Merck has announced that the Committee for Medicinal Products for Human Use (CHMP) of the European Medicines Agency (EMA) has adopted a positive opinion recommending approval of KEYTRUDA® (pembrolizumab), the company’s anti-PD-1 therapy, for the treatment of locally advanced or metastatic non-small cell lung cancer (NSCLC) in adults whose tumors express PD-L1 and who have received at least one prior chemotherapy regimen. The CHMP positive opinion for KEYTRUDA will now be reviewed by the European Commission for marketing authorization in the European Union (EU).
“This news marks an important step in making KEYTRUDA available for appropriate patients suffering from locally advanced or metastatic non-small cell lung cancer,” said Dr. Roger Dansey, senior vice president and therapeutic area head, oncology late-stage development, Merck Research Laboratories. “We are grateful to patients and investigators around the world who participated in these studies and who are helping to advance this important new treatment.”
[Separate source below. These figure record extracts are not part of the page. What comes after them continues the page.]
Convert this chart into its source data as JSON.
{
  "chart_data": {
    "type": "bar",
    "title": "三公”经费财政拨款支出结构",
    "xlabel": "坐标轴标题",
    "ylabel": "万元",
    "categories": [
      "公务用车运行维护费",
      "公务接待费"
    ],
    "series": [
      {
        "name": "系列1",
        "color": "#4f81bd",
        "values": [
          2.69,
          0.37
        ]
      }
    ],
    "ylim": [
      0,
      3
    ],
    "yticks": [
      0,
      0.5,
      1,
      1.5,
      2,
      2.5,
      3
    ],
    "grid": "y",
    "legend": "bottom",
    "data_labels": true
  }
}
Data supporting the CHMP positive opinion were based on findings from two studies, KEYNOTE-010, a pivotal study assessing overall survival (OS) and KEYNOTE-001, which assessed overall response rates (ORR).
The CHMP recommended approval of KEYTRUDA monotherapy at a dose of 2 mg/kg every three weeks, which is also the FDA-approved dose for metastatic NSCLC in the United States. Based on this recommendation, a final decision regarding the approval of KEYTRUDA (pembrolizumab) monotherapy is expected from the European Commission in the third-quarter of 2016.
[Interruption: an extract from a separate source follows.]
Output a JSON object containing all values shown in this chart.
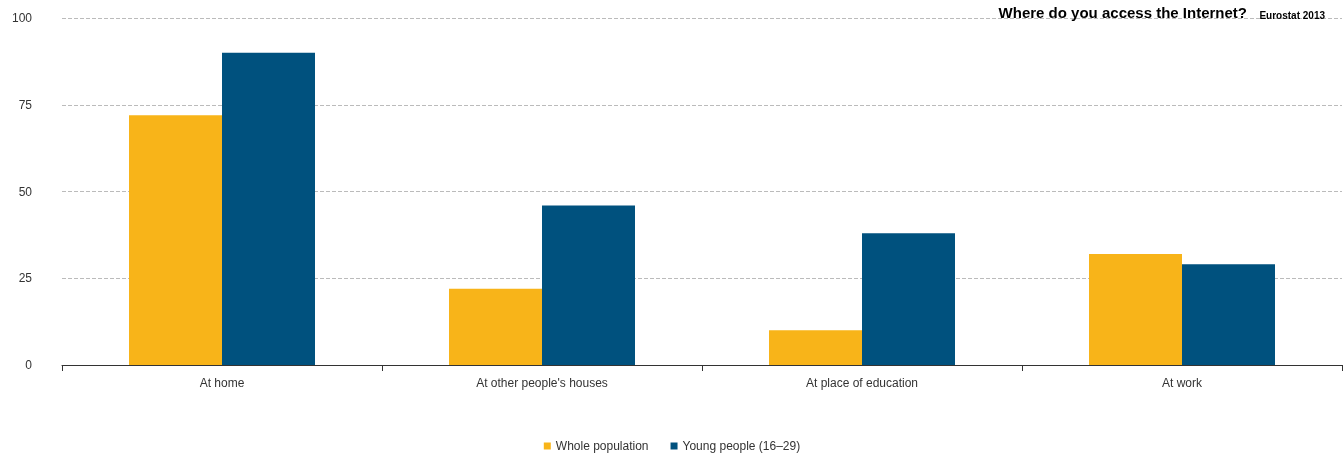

KEYNOTE-010 is an open-label, randomized phase 2/3 trial assessing OS with two doses of KEYTRUDA (2 mg/kg or 10 mg/kg every three weeks) compared to docetaxel (75 mg/m2 every three weeks), a standard of care chemotherapy, in patients with any level of PD-L1 expression (as defined by a tumor proportion score [TPS] of 1 percent or more). KEYNOTE-001 is a multicenter, open-label multi-cohort, activity-estimating study evaluating ORR of KEYTRUDA (2 mg/kg or 10 mg/kg every three weeks).